Yes, that is the normal view of them. I wish to move to a view of "If
I have its name, I have it in my hand. If I have it in my hand, I can
do something with it." In the spatial world, we can reach out and pick
up an object and do something with it. In the computer world, the
variable names are the "hands" in which we hold the objects we operate
on.

The normal situation, and the reason for much of the need for GC, is
that we can have arbitarily many "hands" holding the same object.

> I would like to page you without knowing which container you are in.
> I want an alias for you that doesn't involve knowing where you are.

There is nothing to stop you putting everyone in the container called
"global_heap", and working with integer indices thereafter. This is
exactly back to ye olde C pointers. The point is the default behaviour
in C is unsafe, but you can make is safe. I propose to make the
default behaviour safe, but you can explicitly make it unsafe.

> Another example is a program accessing some file on the disk.  If I
> move the file into a different folder, I want that program to still
> access the file; it shouldn't have to know that the file has 'moved'.
> (Most OSes don't give you this, unfortunately.)
In Linux "mv old.name new/place;ln -s new/place old.name". But I
really wouldn't like that to be the default behaviour of move.

> > Now the integer index of the object in the container provides all the
> > functionality of a traditional pointer, but in a local, not global
> > namespace. It is also just a plain old integer, and hence is amenable
> > to all the fun things one can do with integers.
> 
> What fun thing would you like to do with this integer?  :)  I can't
> think of anything really useful to do with it.  If I have a reference
> to you (your room + your integer), does it help to multiply your
> integer index by four?  

Yes, if you know that every fourth person in the room, (as numbered),
is an elligible person of your sexual orientation.
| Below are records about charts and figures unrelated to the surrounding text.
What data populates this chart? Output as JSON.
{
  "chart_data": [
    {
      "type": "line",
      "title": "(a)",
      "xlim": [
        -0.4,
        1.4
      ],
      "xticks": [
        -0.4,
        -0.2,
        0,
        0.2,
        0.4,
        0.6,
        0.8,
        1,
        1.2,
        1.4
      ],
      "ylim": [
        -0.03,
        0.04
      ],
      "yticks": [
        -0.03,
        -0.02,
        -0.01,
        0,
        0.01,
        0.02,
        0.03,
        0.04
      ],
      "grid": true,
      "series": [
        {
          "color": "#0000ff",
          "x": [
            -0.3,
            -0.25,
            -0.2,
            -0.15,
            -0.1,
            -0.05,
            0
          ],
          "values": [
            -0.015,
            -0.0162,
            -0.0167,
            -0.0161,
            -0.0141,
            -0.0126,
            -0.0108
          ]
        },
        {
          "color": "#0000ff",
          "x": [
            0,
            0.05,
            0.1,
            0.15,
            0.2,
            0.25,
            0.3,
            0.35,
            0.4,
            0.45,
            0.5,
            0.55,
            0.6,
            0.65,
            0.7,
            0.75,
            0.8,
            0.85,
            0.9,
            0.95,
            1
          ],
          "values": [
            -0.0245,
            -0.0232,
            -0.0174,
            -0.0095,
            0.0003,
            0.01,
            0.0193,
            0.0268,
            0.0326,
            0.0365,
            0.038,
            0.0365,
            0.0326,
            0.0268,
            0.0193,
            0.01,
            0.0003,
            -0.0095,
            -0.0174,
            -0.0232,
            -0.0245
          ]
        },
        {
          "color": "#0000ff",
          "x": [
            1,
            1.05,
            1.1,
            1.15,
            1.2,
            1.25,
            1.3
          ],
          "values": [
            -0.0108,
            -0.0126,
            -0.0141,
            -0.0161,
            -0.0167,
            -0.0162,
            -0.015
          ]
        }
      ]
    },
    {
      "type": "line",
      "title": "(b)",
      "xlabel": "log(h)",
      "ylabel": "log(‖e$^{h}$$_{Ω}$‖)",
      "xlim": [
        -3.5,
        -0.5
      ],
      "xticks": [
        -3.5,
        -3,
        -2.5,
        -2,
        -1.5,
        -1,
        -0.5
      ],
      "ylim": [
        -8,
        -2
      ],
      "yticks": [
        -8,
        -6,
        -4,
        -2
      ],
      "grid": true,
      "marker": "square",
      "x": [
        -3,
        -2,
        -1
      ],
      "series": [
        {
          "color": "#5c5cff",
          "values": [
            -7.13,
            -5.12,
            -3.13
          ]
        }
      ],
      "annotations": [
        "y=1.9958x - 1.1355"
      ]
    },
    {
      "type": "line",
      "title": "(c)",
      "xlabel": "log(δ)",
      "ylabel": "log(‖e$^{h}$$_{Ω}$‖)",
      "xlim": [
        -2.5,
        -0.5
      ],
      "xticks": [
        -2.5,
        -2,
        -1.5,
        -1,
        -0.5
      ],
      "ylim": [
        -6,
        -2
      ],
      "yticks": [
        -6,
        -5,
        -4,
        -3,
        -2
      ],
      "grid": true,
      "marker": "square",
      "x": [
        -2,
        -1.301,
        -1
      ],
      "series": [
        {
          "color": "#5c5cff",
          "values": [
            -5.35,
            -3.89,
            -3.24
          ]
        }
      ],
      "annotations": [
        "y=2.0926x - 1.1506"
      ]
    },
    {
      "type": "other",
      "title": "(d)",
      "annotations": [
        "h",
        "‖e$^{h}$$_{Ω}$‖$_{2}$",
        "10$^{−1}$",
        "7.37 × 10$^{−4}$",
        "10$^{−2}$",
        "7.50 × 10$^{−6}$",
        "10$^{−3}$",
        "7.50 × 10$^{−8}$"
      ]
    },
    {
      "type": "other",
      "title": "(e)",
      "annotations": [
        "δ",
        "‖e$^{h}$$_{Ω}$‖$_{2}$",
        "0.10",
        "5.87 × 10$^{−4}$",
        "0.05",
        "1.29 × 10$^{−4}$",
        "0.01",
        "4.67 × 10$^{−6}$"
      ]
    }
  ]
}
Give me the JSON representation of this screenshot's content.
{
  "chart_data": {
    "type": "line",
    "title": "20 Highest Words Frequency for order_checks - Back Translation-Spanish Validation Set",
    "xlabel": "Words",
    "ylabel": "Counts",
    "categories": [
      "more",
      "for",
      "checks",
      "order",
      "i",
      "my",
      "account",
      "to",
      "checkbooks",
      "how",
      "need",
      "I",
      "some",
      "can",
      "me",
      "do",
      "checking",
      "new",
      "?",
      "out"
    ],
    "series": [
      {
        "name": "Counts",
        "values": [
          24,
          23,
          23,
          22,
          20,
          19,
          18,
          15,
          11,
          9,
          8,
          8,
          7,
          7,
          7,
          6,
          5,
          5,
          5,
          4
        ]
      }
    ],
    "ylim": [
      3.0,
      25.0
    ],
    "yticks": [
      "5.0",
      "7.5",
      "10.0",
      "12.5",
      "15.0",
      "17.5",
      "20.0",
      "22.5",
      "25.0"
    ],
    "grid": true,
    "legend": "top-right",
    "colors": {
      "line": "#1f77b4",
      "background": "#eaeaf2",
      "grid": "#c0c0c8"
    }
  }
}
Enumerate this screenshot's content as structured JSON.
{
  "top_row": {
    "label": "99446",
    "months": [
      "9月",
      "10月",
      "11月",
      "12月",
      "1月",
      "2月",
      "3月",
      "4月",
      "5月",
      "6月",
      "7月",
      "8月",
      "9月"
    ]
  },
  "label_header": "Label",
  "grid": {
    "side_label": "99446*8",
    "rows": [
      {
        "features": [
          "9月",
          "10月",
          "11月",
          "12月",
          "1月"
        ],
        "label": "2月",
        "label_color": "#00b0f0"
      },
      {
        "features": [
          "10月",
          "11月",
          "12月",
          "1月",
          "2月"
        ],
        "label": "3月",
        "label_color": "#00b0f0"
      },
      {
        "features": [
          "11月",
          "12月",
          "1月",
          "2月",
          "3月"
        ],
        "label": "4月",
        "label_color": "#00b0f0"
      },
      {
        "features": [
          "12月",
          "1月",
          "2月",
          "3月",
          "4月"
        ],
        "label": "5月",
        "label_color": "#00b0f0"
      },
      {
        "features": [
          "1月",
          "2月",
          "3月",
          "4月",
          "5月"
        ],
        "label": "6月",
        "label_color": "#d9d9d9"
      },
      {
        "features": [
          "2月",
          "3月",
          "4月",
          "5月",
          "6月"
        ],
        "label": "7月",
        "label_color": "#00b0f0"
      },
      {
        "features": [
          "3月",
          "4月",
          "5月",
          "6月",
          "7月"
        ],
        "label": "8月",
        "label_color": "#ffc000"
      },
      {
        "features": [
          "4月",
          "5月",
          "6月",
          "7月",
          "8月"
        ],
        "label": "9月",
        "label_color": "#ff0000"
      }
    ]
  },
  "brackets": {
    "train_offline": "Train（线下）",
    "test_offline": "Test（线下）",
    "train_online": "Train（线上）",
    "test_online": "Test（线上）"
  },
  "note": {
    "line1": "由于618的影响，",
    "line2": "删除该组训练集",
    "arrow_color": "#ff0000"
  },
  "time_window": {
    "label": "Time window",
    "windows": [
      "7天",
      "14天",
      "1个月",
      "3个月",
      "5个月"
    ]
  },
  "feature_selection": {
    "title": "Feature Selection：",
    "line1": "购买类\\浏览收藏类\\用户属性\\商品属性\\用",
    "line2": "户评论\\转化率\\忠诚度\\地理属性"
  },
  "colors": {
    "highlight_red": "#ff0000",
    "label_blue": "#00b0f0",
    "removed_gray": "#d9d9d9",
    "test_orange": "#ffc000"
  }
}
In C you can do fun things like trot up and down arrays with pointers
in arbitary steps. Pascal pointers are boring. You can only follow
them. 

If you have two structures "in sync" with each other, you can transfer
the integer offset of the one pointer to access the corresponding
object in the other structure. The notion of correspondence is quite
universal. 

Admittedly these practices are unsafe, that is why I have doubts
about it.

> I would also like to have containers that have references (aliases) to
> other objects.  For example, a list of all the books that I own.  Do I
> need to store a pair (room, index) for each book?  What if the book
> moves?  Why should my list have to change?  The traditional
> pointer/reference model is good for things like this.

Yes. It is good at creating complex webs. But complex webs are unsafe,
and can be represented in other ways. Look to the database
world. Databases once were hairy things that created complex webs of
pointers. Now no one will even admit that their database isn't
relational. (Even if it isn't). The relational model has won
overwhelmingly. Think of your example above in terms of building a 4th
normal form database. A notable feature of a 4th normal form database
vs the old all-in-one-with-pointers-everywhere is the proliferation of
smaller tables (relations), with entries that are indices of some form
into another small table.

> I think it'd be nice to have a language that distinguishes two kinds
> of variables -- "contains" and "refers to".  

How about one of ("contains" and "contains reference to") or ("refers
to" and "refers to container") to orthogonalize the language. My
proposal is the "contains" and "contains reference to" flavour.

> Have you done any more designing for your programming language?

If you are interested, I can private email some other scribblings to
you for comment. I'm very much at the conceptual design / analysis of
existing designs / reading stage, rather than implementation.


John Carter                    EMail: ece@dwaf-hri.pwv.gov.za
Telephone : 27-12-808-0374x194 Fax:- 27-12-808-0338

Founder of the Council for Unnatural Scientists.